On the issue of ``non-offensive'' defense, the SPD's ideas are considered to be the most far-reaching. The platform adopted unanimously at its convention last August merely advocates such a concept and does not define it. But the more radical proposals -- by party left-wingers like Andreas von B"uelow, a former state secretary in the Defense Ministry and chairman of the party's defense-policy commission, and Erhard Eppler, author of the much more radical draft of a party program for adoption in 1988 -- call for sharp cuts in the West German air force, tank units, and overall armed forces and for the effective transformation of the Bundeswehr into a territorial army.

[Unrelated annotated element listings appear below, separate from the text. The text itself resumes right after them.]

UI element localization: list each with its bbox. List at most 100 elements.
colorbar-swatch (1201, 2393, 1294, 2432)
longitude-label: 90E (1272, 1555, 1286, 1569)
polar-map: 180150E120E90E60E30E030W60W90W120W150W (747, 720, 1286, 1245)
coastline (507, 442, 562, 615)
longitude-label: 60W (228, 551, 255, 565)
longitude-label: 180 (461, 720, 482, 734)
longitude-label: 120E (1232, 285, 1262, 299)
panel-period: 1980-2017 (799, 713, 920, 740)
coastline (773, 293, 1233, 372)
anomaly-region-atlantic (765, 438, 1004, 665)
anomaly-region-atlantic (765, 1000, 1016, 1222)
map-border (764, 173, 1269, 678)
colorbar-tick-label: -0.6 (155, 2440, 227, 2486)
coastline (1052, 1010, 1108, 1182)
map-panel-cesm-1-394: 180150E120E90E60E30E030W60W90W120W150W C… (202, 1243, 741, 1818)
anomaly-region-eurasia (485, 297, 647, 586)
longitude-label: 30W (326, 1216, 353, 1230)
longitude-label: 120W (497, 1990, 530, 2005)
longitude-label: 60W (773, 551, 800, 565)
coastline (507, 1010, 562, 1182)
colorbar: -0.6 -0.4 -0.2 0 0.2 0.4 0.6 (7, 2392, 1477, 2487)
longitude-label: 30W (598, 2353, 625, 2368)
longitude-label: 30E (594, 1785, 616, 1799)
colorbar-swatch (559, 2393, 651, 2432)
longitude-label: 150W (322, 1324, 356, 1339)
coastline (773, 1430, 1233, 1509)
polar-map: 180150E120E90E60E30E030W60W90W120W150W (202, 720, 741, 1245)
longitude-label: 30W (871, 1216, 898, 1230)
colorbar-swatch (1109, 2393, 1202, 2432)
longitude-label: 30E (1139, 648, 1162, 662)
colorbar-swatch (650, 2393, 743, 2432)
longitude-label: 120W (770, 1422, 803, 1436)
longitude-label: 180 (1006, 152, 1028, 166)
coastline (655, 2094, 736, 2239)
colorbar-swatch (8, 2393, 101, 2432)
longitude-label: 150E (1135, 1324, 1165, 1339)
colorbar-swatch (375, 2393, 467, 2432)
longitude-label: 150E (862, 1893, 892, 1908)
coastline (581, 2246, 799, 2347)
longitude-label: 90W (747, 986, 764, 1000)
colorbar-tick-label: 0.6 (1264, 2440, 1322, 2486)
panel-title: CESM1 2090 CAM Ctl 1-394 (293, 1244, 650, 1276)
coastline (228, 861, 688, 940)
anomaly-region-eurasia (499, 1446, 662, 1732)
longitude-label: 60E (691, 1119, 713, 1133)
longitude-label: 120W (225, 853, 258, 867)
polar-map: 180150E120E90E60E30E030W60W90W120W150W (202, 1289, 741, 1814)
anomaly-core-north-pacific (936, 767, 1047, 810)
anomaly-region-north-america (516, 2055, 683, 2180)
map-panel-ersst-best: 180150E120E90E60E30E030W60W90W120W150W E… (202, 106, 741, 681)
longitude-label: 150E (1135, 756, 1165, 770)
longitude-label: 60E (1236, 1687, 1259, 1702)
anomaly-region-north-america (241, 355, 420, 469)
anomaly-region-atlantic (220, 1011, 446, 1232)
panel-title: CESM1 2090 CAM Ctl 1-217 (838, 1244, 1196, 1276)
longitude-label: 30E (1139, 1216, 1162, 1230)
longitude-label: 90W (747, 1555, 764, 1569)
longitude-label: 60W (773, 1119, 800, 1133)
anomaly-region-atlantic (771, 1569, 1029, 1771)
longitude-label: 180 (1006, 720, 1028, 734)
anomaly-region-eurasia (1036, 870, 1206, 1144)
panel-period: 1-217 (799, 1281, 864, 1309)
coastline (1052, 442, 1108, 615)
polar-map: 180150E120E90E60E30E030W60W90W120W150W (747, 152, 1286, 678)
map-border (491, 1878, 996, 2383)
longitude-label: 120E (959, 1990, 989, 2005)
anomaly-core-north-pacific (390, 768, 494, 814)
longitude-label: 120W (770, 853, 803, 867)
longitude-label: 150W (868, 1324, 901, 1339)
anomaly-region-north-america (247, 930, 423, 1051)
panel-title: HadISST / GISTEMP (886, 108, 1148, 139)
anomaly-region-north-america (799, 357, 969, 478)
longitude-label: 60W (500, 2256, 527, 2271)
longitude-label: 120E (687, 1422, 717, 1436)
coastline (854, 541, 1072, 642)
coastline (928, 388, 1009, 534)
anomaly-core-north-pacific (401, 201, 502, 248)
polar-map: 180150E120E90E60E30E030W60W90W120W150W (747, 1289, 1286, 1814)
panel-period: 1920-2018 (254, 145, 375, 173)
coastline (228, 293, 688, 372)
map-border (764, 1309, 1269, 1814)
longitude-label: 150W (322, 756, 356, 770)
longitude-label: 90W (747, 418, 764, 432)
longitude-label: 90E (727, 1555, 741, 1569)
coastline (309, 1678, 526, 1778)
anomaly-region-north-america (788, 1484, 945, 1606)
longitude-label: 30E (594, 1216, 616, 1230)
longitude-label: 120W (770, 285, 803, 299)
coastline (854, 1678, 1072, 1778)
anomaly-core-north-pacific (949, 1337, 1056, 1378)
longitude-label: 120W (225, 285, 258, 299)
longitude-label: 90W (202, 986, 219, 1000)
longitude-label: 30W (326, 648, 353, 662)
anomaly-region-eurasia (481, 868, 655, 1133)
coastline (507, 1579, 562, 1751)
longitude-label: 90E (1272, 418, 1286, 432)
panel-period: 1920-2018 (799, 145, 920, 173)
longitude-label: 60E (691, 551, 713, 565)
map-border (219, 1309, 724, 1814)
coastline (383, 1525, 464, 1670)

This, charged West German Defense Ministry State Secretary Lothar R"uehl in a barely civil rebuttal in the Frankfurt newspaper Allgemeine Zeitung, would undermine NATO defense of West Germany. Such cuts would forfeit ``forward defense'' along the East-West German border and let Soviet spearheads penetrate so deeply into West Germany that the SPD's recommended guerrilla-style harassment would stand no chance of repelling them, he said.
So shocking is this approach to West German voters, conservatives believe, that they plan on making a major issue of SPD defense policy in the campaign for next January's election. So unattractive does SPD chancellor candidate Johannes Rau consider this policy that he is downplaying it almost to the point of invisibility. For now, NATO diplomats are fairly relaxed about the SPD, since they expect the party to lose the election on economic issues, and they hope that SPD moderates will walk their party back in a more ``realistic'' direction during the four years before the next election.
Under the strong intellectual influence of the SPD's ferment, the Danish Social Democrats have fully embraced the idea of a ``purely defensive,'' non-provocative or ``popular,'' defense. In a policy paper published in late July, the party calls for the removal of bombs from Denmark's F-16 fighter jets (so the jets cannot be used ``offensively'' to strike airfields in Eastern Europe); the replacement of Danish naval craft by fishing boats (with spare-time surveillance duties) and on-shore missiles; and withdrawal of one of the three Danish brigades from neighboring Schleswig-Holstein in West Germany.
The strong implication of the policy paper is that Denmark might not join a common NATO defense the moment any attack was launched on front-line West Germany, but would begin to fight only when Denmark itself was on the verge of being invaded. Such a last-minute reaction would make reinforcement utterly impossible, the Danes have been told by the British and Dutch armies that NATO has assigned to come to Denmark's defense.
Some ironic anomalies have arisen as the left opposition and semi-opposition parties have written their nuclear abhorrence and general military discomfort into party programs. In justifying its total nuclear rejection, the British Labour Party has called -- however much critics may question its sincerity -- for increased spending for conventional defense. In elaborating non-provocative defense, the West German SPD is proposing passive barricades such as hedgerows and ditches on the North German Plain -- a stop NATO strategists have long been urging on West Germans, who resist increasing physical barriers dividing East and West Germany. And the Danish Social Democrats, in defending the dismantling of the Navy, want to spruce up Denmark's present woeful reception facilities for reinforcements and build an anti-missile defense, the European equivalent of President Reagan's space-based Strategic Defense Initiative that is otherwise such a red flag to the European left.
There is an emerging attempt to coordinate the defense policies of NATO Socialist and Social Democratic parties, and the results tend to favor not the radical left, but the center.